Motivos ajenos a la organización de la Jornadas han obligado al cambio de la orquesta inicialmente prevista, la Sinfónica de Estocolmo; del director, Jonathan Nott en vez de Sakari Oramo, y del piano solista, no con el esperado Horacio Gutiérrez, sino con la contratación a última hora de Dejan Lazic. De bueno ha tenido, por lo menos, una auténtica sorpresa, al habernos permitido disfrutar del excelente trabajo de un magnífico director como es Jonathan Nott. Nos consta que Nott rechazó otros pianistas antes de aceptar, finalmente, a Lazic, y después de oír su versión del «Concierto para piano n.º 1 en mi menor, op. 11» de Chopin intuimos el porqué. La propuesta de Nott puede cogerte con el pie cambiado, ya que no sorprendería la, a mi juicio, más estática visión de un solista de voz cantante y una orquesta de mero acompañamiento. Pero pese a que pueda gustar más o menos su personal enfoque de este concierto, muy escorado hacia una estética recogida, que no brillante, de un intimismo más propio del clasicismo -como si de un concierto para piano de Mozart se tratara-, que de un concierto romántico; su aportación no pasó, en absoluto, desapercibida. Para ello necesitó un solista que se plegara a ello, un solista con el que fundirse, más cómplice que protagonista. Aquí Dejan Lazic cumplió su cometido con solvente y fiel discreción, aun a costa de su lucimiento propio. Lo que sí parece indiscutible es que el papel de Nott en la dirección fue absolutamente excepcional. Con gusto exquisito traspasó la barrera de la partitura para lograr una sonoridad etérea, almidonada, de delicadísimos matices y afinaciones cristalinas que permitieron lo que casi nunca se consigue, la abstracción tímbrica en beneficio de la sonoridad musical.

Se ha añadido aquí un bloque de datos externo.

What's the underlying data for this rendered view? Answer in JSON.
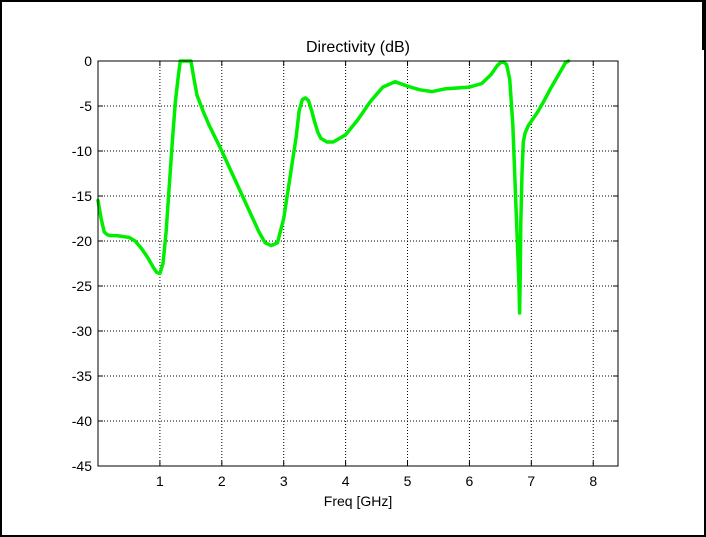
{
  "chart_data": {
    "type": "line",
    "title": "Directivity (dB)",
    "xlabel": "Freq [GHz]",
    "ylabel": "",
    "xlim": [
      0,
      8.4
    ],
    "ylim": [
      -45,
      0
    ],
    "xticks": [
      1,
      2,
      3,
      4,
      5,
      6,
      7,
      8
    ],
    "yticks": [
      0,
      -5,
      -10,
      -15,
      -20,
      -25,
      -30,
      -35,
      -40,
      -45
    ],
    "grid": true,
    "line_color": "#00ee00",
    "series": [
      {
        "x": [
          0.0,
          0.05,
          0.1,
          0.15,
          0.2,
          0.3,
          0.4,
          0.5,
          0.6,
          0.7,
          0.8,
          0.9,
          0.95,
          1.0,
          1.05,
          1.1,
          1.15,
          1.2,
          1.25,
          1.3,
          1.33,
          1.36,
          1.4,
          1.44,
          1.47,
          1.5,
          1.55,
          1.6,
          1.7,
          1.8,
          2.0,
          2.2,
          2.4,
          2.6,
          2.7,
          2.8,
          2.9,
          3.0,
          3.1,
          3.2,
          3.25,
          3.3,
          3.35,
          3.4,
          3.45,
          3.5,
          3.55,
          3.6,
          3.7,
          3.8,
          4.0,
          4.2,
          4.4,
          4.6,
          4.8,
          5.0,
          5.2,
          5.4,
          5.6,
          5.8,
          6.0,
          6.2,
          6.35,
          6.45,
          6.5,
          6.55,
          6.6,
          6.65,
          6.7,
          6.75,
          6.78,
          6.8,
          6.81,
          6.82,
          6.83,
          6.85,
          6.87,
          6.9,
          6.95,
          7.0,
          7.1,
          7.2,
          7.3,
          7.4,
          7.5,
          7.55,
          7.6
        ],
        "y": [
          -15.5,
          -17.5,
          -19.0,
          -19.3,
          -19.4,
          -19.4,
          -19.5,
          -19.6,
          -20.0,
          -20.8,
          -21.8,
          -23.0,
          -23.5,
          -23.6,
          -22.5,
          -19.0,
          -14.0,
          -9.0,
          -4.5,
          -1.5,
          0.0,
          0.0,
          0.0,
          0.0,
          0.0,
          0.0,
          -2.0,
          -3.8,
          -5.6,
          -7.2,
          -10.0,
          -13.0,
          -16.0,
          -19.0,
          -20.2,
          -20.5,
          -20.2,
          -17.5,
          -13.0,
          -8.5,
          -5.5,
          -4.3,
          -4.1,
          -4.4,
          -5.5,
          -6.8,
          -7.9,
          -8.6,
          -9.0,
          -9.0,
          -8.2,
          -6.5,
          -4.5,
          -2.9,
          -2.3,
          -2.8,
          -3.2,
          -3.4,
          -3.1,
          -3.0,
          -2.9,
          -2.5,
          -1.5,
          -0.5,
          -0.2,
          -0.1,
          -0.4,
          -2.0,
          -7.0,
          -16.0,
          -21.0,
          -25.0,
          -28.0,
          -24.0,
          -18.0,
          -12.5,
          -9.0,
          -8.0,
          -7.2,
          -6.7,
          -5.7,
          -4.5,
          -3.2,
          -2.0,
          -0.8,
          -0.2,
          0.0
        ]
      }
    ]
  }
}
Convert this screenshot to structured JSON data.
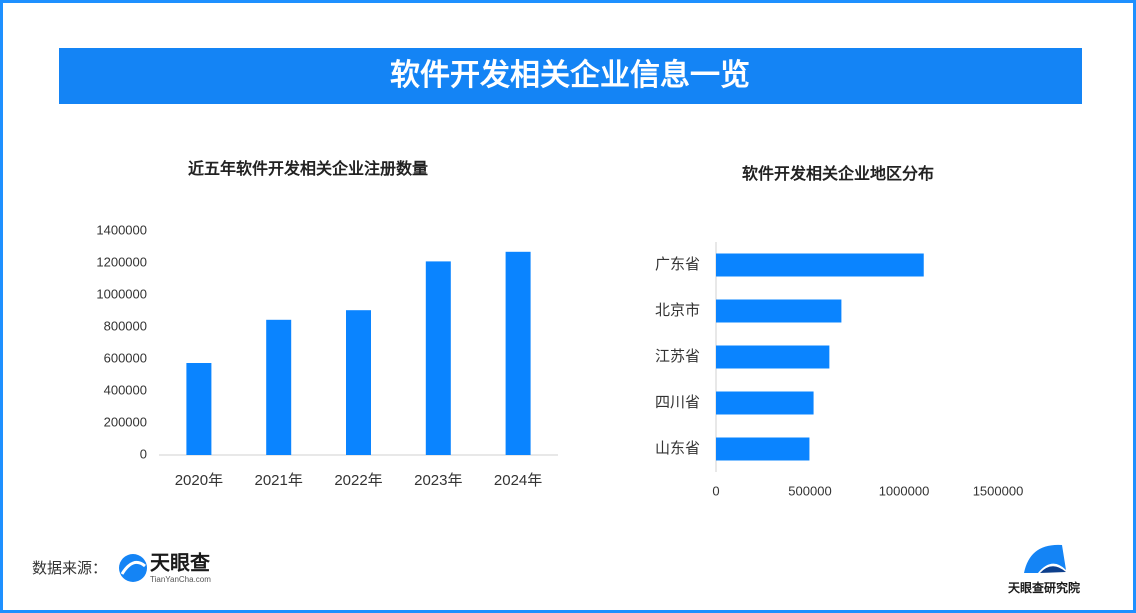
{
  "title": "软件开发相关企业信息一览",
  "chart_data": [
    {
      "type": "bar",
      "title": "近五年软件开发相关企业注册数量",
      "categories": [
        "2020年",
        "2021年",
        "2022年",
        "2023年",
        "2024年"
      ],
      "values": [
        575000,
        845000,
        905000,
        1210000,
        1270000
      ],
      "color": "#0a84ff",
      "ylim": [
        0,
        1400000
      ],
      "yticks": [
        0,
        200000,
        400000,
        600000,
        800000,
        1000000,
        1200000,
        1400000
      ],
      "grid": false
    },
    {
      "type": "barh",
      "title": "软件开发相关企业地区分布",
      "categories": [
        "广东省",
        "北京市",
        "江苏省",
        "四川省",
        "山东省"
      ],
      "values": [
        1105000,
        667000,
        603000,
        519000,
        497000
      ],
      "color": "#0a84ff",
      "xlim": [
        0,
        1500000
      ],
      "xticks": [
        0,
        500000,
        1000000,
        1500000
      ],
      "grid": false
    }
  ],
  "source_label": "数据来源：",
  "source_logo": "天眼查",
  "source_logo_sub": "TianYanCha.com",
  "brand": "天眼查研究院"
}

La sinfonía n.º 1, «Titán», de Mahler no podía ir en otra dirección, y las peculiaridades de la obra se adaptaron a la esbelta pero contundente respuesta orquestal. Mahler necesita un gran dispositivo orquestal para sus logros, pero, a pesar de ser una obra de juventud -hasta él mismo o reconoció- en la que falta la profundidad de sus posteriores creaciones, destaca el hecho que, frente a una gran orquesta como la que dispone, no la usa para el empleo de grandes «tuttis» orquestales, más bien hace todo lo contrario, en un ejercicio de austeridad en el que pocos compositores estarían dispuestos a sacrificarse. Mahler bebe de la tradición epicéntrica del espacio en el que vivió, y esto está presente en su música. Parece haber unanimidad en que el último movimiento es quizás el menos logrado -ahí donde precisamente abandona esa línea de disciplina cuasi monacal para dejarse llevar por los efectos engrandecidos de la paleta orquestal-, lo que es en realidad un elogio, y que los tres primeros transmiten lo más humano del compositor, aunque también se le achaca su inclinación por el ornamento o, incluso, la ingenuidad de algunos de sus temas.

Pero, a mi juicio, lo más interesante es precisamente ese trabajo seccional, donde proyecta sus escenas sonoras como si de un montaje polifónico cinematográfico se tratara, en el que conjuga diversos espacios, una especie de multivisión sonora en la que juega con las secciones de la orquesta, para realizar a su antojo «flash-forwards», imágenes sonoras que hacen referencia al futuro y que pueden o no determinar el devenir de la obra, y también imágenes sonoras evocadoras del pasado, ¿su pasado?

La orquesta, en una disposición «a la vienesa» que mejoró no pocos aspectos de la claridad motívica, se comportó con una altura profesional sobresaliente. Nott no perfila una gestualidad direccional cercana a la perfección, pero las principales cualidades de un auténtico director fluyen por sus venas. Con una delicadeza sin límite, perfiló lo mejor de un Mahler que casi siempre se nos muestran excesivamente manierista. Nott fue un prodigio de compenetración con la partitura que no utilizó. Brilló la cuerda con luz propia y las posibles carencias se ocultaron en elegante discreción en un conjunto de absoluta solvencia. Fue sencillamente una «Titán» espléndida en su reproducción en vivo. En la sala de conciertos es donde obras como ésta alcanzan un esplendor que convierte las grabaciones en repetitivas copias de sí mismas.